Up 「教師あり」の意味 作成: 2025-06-13
更新: 2025-06-13


    質問テクストと応答テクストをそれぞれエンコーダとデコーダに入力し,それぞれトークンベクトルの列に表現する。
    そして,この2つのトークンベクトル列を突き合わせるアルゴリズムにかける。
    これが,「応答」の概念の注入になる。
    また,「応答」の概念が獲得されるにつれ,このプロセスは,応答パターンを覚えさせるものになる。

    で,質問と応答の2つのテクストを突ぎ合わせるアルゴリズムだが,これの概略を以下に示す。
    なお,このアルゴリズムが動くプロセスは,「デコーダ」の内容と位置づけられている。


    質問テクストは,エンコーダに入力されて,トークンベクトルの列
      X = ( x_1, x_2, ‥‥, x_m )
    に表現される。
    ここで,x_i は,質問テクストの i 番目のトークに対応するトークンベクトルに「i番目」の位置エンコーディングを加算したものである。

    X は,まだ Transformer のテクストではない。
    Transformer のテクストになるのは,Self-Attention の処理をくぐった後である。

    応答 (正答) テクストが,デコーダに入力されて,トークンベクトルの列
      Y = ( y_1, y_2, ‥‥, y_n )
    に表現される。

    X をデコーダに入力する。

    学習のアルゴリズムは,つぎのようになる:
     1゜( k = 0 )
      H^(0) = ( X, <BOS> )
      ここで "<BOS>" (Beginning Of Sentence)は 文頭記号。
     2゜( k → k+1 )
      Self-Attention:
       Q^(k) = H^(k) W_Q,
       K^(k) = H^(k) W_K,
       V^(k) = H^(k) W_V
      Z = softmax( Q K^T /√D ) V
      Feedforward + 残差接続 + LayerNorm :
      FFN( X ) = ReLU( X W1 + b1) W2 + b2
      これをレイヤーの数だけ繰り返す。
      最終出力を O とする。
      O に対し, 「教師あり」の処理をする:
       ・正解表と照合 → 誤差(得失)計算
       ・誤差逆伝播
      H^(k+1) = ( H^(k), y_(k+1) )
     3゜( k = n )
      H^(n) がつぎのようになる:
       H^(n) = ( H^(n-1k), y_n, <EOS>) 

    k = n が終わって,( X, Y ) の回の終了となる。
    新しい質問・応答テクストに替えて,入力から同じことを繰り返す。

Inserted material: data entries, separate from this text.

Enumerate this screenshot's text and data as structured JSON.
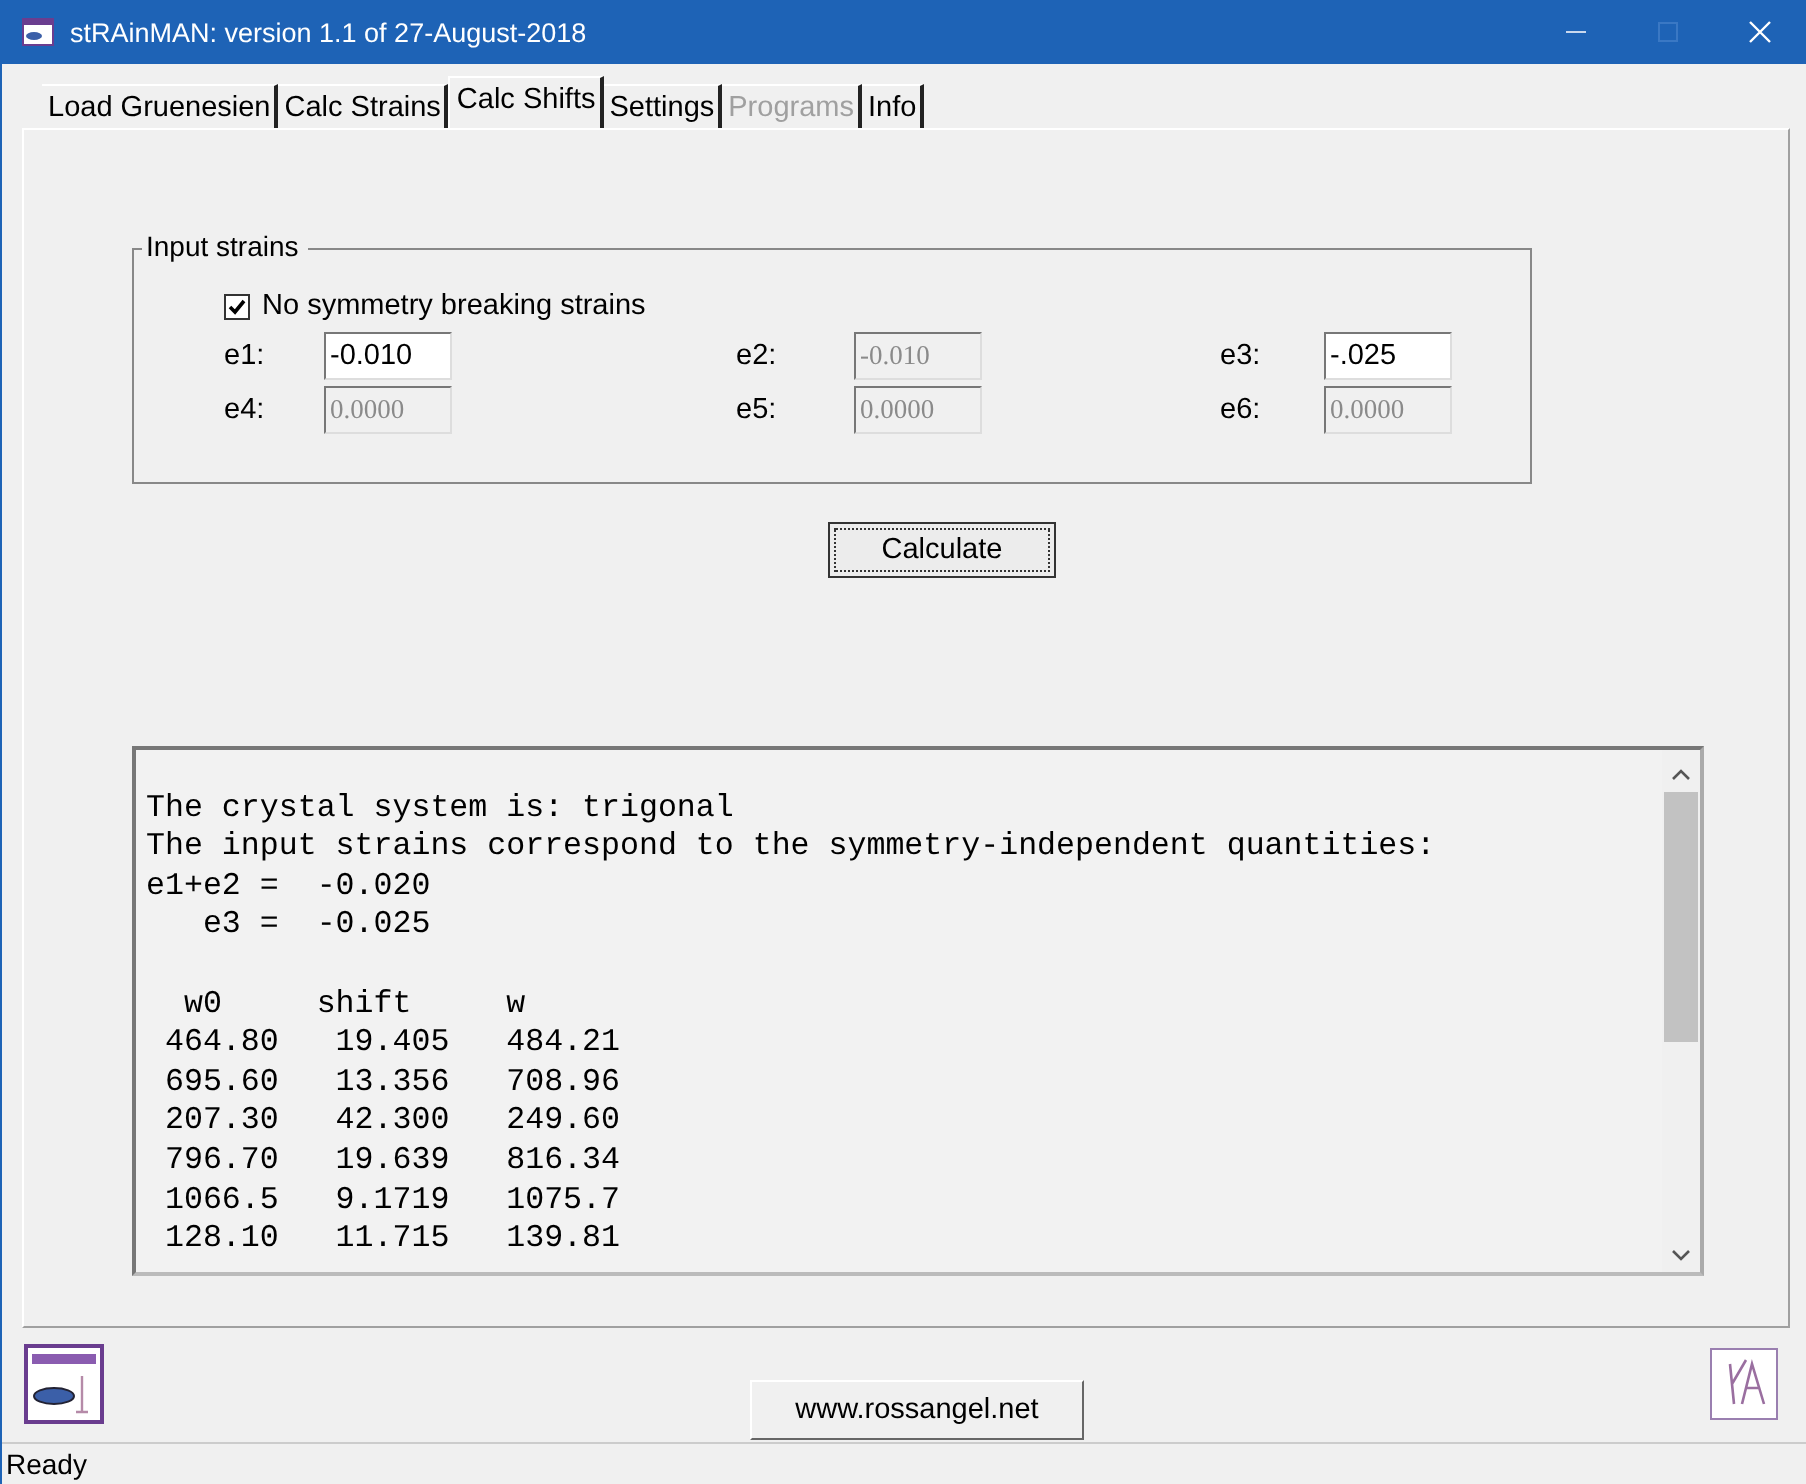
{
  "window": {
    "title": "stRAinMAN:  version  1.1 of 27-August-2018"
  },
  "tabs": [
    {
      "label": "Load Gruenesien",
      "selected": false,
      "disabled": false
    },
    {
      "label": "Calc Strains",
      "selected": false,
      "disabled": false
    },
    {
      "label": "Calc Shifts",
      "selected": true,
      "disabled": false
    },
    {
      "label": "Settings",
      "selected": false,
      "disabled": false
    },
    {
      "label": "Programs",
      "selected": false,
      "disabled": true
    },
    {
      "label": "Info",
      "selected": false,
      "disabled": false
    }
  ],
  "input_strains": {
    "title": "Input strains",
    "checkbox": {
      "label": "No symmetry breaking strains",
      "checked": true
    },
    "fields": [
      {
        "label": "e1:",
        "value": "-0.010",
        "disabled": false
      },
      {
        "label": "e2:",
        "value": "-0.010",
        "disabled": true
      },
      {
        "label": "e3:",
        "value": "-.025",
        "disabled": false
      },
      {
        "label": "e4:",
        "value": "0.0000",
        "disabled": true
      },
      {
        "label": "e5:",
        "value": "0.0000",
        "disabled": true
      },
      {
        "label": "e6:",
        "value": "0.0000",
        "disabled": true
      }
    ]
  },
  "calculate_button": "Calculate",
  "output_blocks": [
    [
      "The crystal system is: trigonal",
      "The input strains correspond to the symmetry-independent quantities:",
      "e1+e2 =  -0.020",
      "   e3 =  -0.025"
    ],
    [
      "  w0     shift     w",
      " 464.80   19.405   484.21",
      " 695.60   13.356   708.96",
      " 207.30   42.300   249.60",
      " 796.70   19.639   816.34",
      " 1066.5   9.1719   1075.7",
      " 128.10   11.715   139.81"
    ]
  ],
  "link_button": "www.rossangel.net",
  "status_bar": "Ready"
}
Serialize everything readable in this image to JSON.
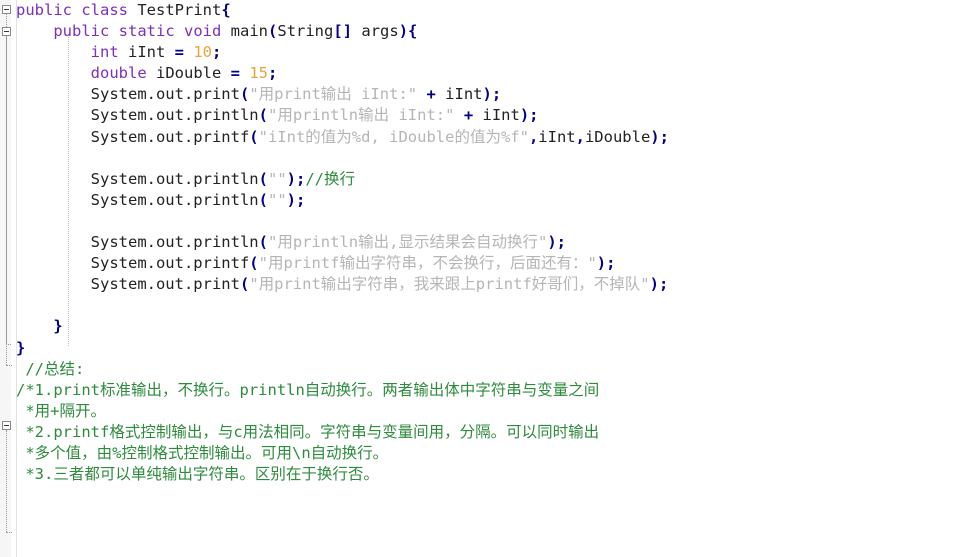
{
  "app": {
    "kind": "code-editor",
    "language": "Java",
    "class_name": "TestPrint"
  },
  "theme": {
    "background": "#ffffff",
    "gutter_background": "#f6f6f6",
    "keyword": "#7b2fbe",
    "number": "#e8a33d",
    "string": "#b5b5b5",
    "comment": "#2e8b3d",
    "punctuation": "#00008b",
    "text": "#222222"
  },
  "gutter": {
    "fold_markers": [
      {
        "name": "fold-class",
        "state": "expanded",
        "glyph": "minus"
      },
      {
        "name": "fold-main-method",
        "state": "expanded",
        "glyph": "minus"
      },
      {
        "name": "fold-block-comment",
        "state": "expanded",
        "glyph": "minus"
      }
    ]
  },
  "code": {
    "lines": [
      {
        "id": 1,
        "indent": 0,
        "tokens": [
          {
            "t": "public",
            "c": "kw"
          },
          {
            "t": " ",
            "c": "plain"
          },
          {
            "t": "class",
            "c": "kw"
          },
          {
            "t": " TestPrint",
            "c": "plain"
          },
          {
            "t": "{",
            "c": "punct"
          }
        ]
      },
      {
        "id": 2,
        "indent": 1,
        "tokens": [
          {
            "t": "public",
            "c": "kw"
          },
          {
            "t": " ",
            "c": "plain"
          },
          {
            "t": "static",
            "c": "kw"
          },
          {
            "t": " ",
            "c": "plain"
          },
          {
            "t": "void",
            "c": "kw"
          },
          {
            "t": " main",
            "c": "plain"
          },
          {
            "t": "(",
            "c": "punct"
          },
          {
            "t": "String",
            "c": "plain"
          },
          {
            "t": "[]",
            "c": "punct"
          },
          {
            "t": " args",
            "c": "plain"
          },
          {
            "t": "){",
            "c": "punct"
          }
        ]
      },
      {
        "id": 3,
        "indent": 2,
        "tokens": [
          {
            "t": "int",
            "c": "kw"
          },
          {
            "t": " iInt ",
            "c": "plain"
          },
          {
            "t": "=",
            "c": "op"
          },
          {
            "t": " ",
            "c": "plain"
          },
          {
            "t": "10",
            "c": "num"
          },
          {
            "t": ";",
            "c": "punct"
          }
        ]
      },
      {
        "id": 4,
        "indent": 2,
        "tokens": [
          {
            "t": "double",
            "c": "kw"
          },
          {
            "t": " iDouble ",
            "c": "plain"
          },
          {
            "t": "=",
            "c": "op"
          },
          {
            "t": " ",
            "c": "plain"
          },
          {
            "t": "15",
            "c": "num"
          },
          {
            "t": ";",
            "c": "punct"
          }
        ]
      },
      {
        "id": 5,
        "indent": 2,
        "tokens": [
          {
            "t": "System.out.print",
            "c": "plain"
          },
          {
            "t": "(",
            "c": "punct"
          },
          {
            "t": "\"用print输出 iInt:\"",
            "c": "str"
          },
          {
            "t": " ",
            "c": "plain"
          },
          {
            "t": "+",
            "c": "op"
          },
          {
            "t": " iInt",
            "c": "plain"
          },
          {
            "t": ");",
            "c": "punct"
          }
        ]
      },
      {
        "id": 6,
        "indent": 2,
        "tokens": [
          {
            "t": "System.out.println",
            "c": "plain"
          },
          {
            "t": "(",
            "c": "punct"
          },
          {
            "t": "\"用println输出 iInt:\"",
            "c": "str"
          },
          {
            "t": " ",
            "c": "plain"
          },
          {
            "t": "+",
            "c": "op"
          },
          {
            "t": " iInt",
            "c": "plain"
          },
          {
            "t": ");",
            "c": "punct"
          }
        ]
      },
      {
        "id": 7,
        "indent": 2,
        "tokens": [
          {
            "t": "System.out.printf",
            "c": "plain"
          },
          {
            "t": "(",
            "c": "punct"
          },
          {
            "t": "\"iInt的值为%d, iDouble的值为%f\"",
            "c": "str"
          },
          {
            "t": ",",
            "c": "punct"
          },
          {
            "t": "iInt",
            "c": "plain"
          },
          {
            "t": ",",
            "c": "punct"
          },
          {
            "t": "iDouble",
            "c": "plain"
          },
          {
            "t": ");",
            "c": "punct"
          }
        ]
      },
      {
        "id": 8,
        "indent": 2,
        "tokens": []
      },
      {
        "id": 9,
        "indent": 2,
        "tokens": [
          {
            "t": "System.out.println",
            "c": "plain"
          },
          {
            "t": "(",
            "c": "punct"
          },
          {
            "t": "\"\"",
            "c": "str"
          },
          {
            "t": ");",
            "c": "punct"
          },
          {
            "t": "//换行",
            "c": "cmt"
          }
        ]
      },
      {
        "id": 10,
        "indent": 2,
        "tokens": [
          {
            "t": "System.out.println",
            "c": "plain"
          },
          {
            "t": "(",
            "c": "punct"
          },
          {
            "t": "\"\"",
            "c": "str"
          },
          {
            "t": ");",
            "c": "punct"
          }
        ]
      },
      {
        "id": 11,
        "indent": 2,
        "tokens": []
      },
      {
        "id": 12,
        "indent": 2,
        "tokens": [
          {
            "t": "System.out.println",
            "c": "plain"
          },
          {
            "t": "(",
            "c": "punct"
          },
          {
            "t": "\"用println输出,显示结果会自动换行\"",
            "c": "str"
          },
          {
            "t": ");",
            "c": "punct"
          }
        ]
      },
      {
        "id": 13,
        "indent": 2,
        "tokens": [
          {
            "t": "System.out.printf",
            "c": "plain"
          },
          {
            "t": "(",
            "c": "punct"
          },
          {
            "t": "\"用printf输出字符串，不会换行，后面还有：\"",
            "c": "str"
          },
          {
            "t": ");",
            "c": "punct"
          }
        ]
      },
      {
        "id": 14,
        "indent": 2,
        "tokens": [
          {
            "t": "System.out.print",
            "c": "plain"
          },
          {
            "t": "(",
            "c": "punct"
          },
          {
            "t": "\"用print输出字符串，我来跟上printf好哥们，不掉队\"",
            "c": "str"
          },
          {
            "t": ");",
            "c": "punct"
          }
        ]
      },
      {
        "id": 15,
        "indent": 0,
        "tokens": []
      },
      {
        "id": 16,
        "indent": 1,
        "tokens": [
          {
            "t": "}",
            "c": "punct"
          }
        ]
      },
      {
        "id": 17,
        "indent": 0,
        "tokens": [
          {
            "t": "}",
            "c": "punct"
          }
        ]
      },
      {
        "id": 18,
        "indent": 0,
        "tokens": [
          {
            "t": " //总结:",
            "c": "cmt"
          }
        ]
      },
      {
        "id": 19,
        "indent": 0,
        "tokens": [
          {
            "t": "/*1.print标准输出，不换行。println自动换行。两者输出体中字符串与变量之间",
            "c": "cmt"
          }
        ]
      },
      {
        "id": 20,
        "indent": 0,
        "tokens": [
          {
            "t": " *用+隔开。",
            "c": "cmt"
          }
        ]
      },
      {
        "id": 21,
        "indent": 0,
        "tokens": [
          {
            "t": " *2.printf格式控制输出，与c用法相同。字符串与变量间用，分隔。可以同时输出",
            "c": "cmt"
          }
        ]
      },
      {
        "id": 22,
        "indent": 0,
        "tokens": [
          {
            "t": " *多个值，由%控制格式控制输出。可用\\n自动换行。",
            "c": "cmt"
          }
        ]
      },
      {
        "id": 23,
        "indent": 0,
        "tokens": [
          {
            "t": " *3.三者都可以单纯输出字符串。区别在于换行否。",
            "c": "cmt"
          }
        ]
      }
    ]
  }
}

,


    なぜ,こんな面倒なアルゴリズムにしたのか:
     《 応答文の方は,1トークン/サブワードずつ加える 》

    では逆に,質問文と応答文を並べたテクストを1度に入力するやり方だと,「応答」の概念を獲得できるだろうか?
    応答文を生成できるよういなるだろうか?

    実際,人間でも,<見てわかる>と<書ける>は大違いである。
    TV が入力テクストを吸収することは,そのテクストを「先頭から末尾へ続く系列」として構造化することとは,違うのである。
    そこで,「応答文の方は,1トークン/サブワードずつ加える」は,テクストを「先頭から末尾へ続く系列」として教えていると解釈できる。

    ただし,このやり方でうまくいっていることは,このやり方が絶対だということではない。


    ちなみに,通説は《1トークン/サブワードずつ加える》を「連想ゲーム」だと説明する。
    k → k+1 だと,通説はつぎのように言う:
      「 "y_k" の次は,意味の確率分布により,"y_(k+1)" がくる」
    これは,「どうしてこんな間違ったことが言えるのか」の類の間違いであ。
    はじめから,y_1, ‥‥, y_n の順番で続けることになっているから,y_k のつぎは y_(k+1) なのである。
    学習アルゴリズムのどこにも「連想ゲーム」は存在していない。
    そして,意味の確率分布で "y_k" の次が "y_(k+1)" となるはずもない。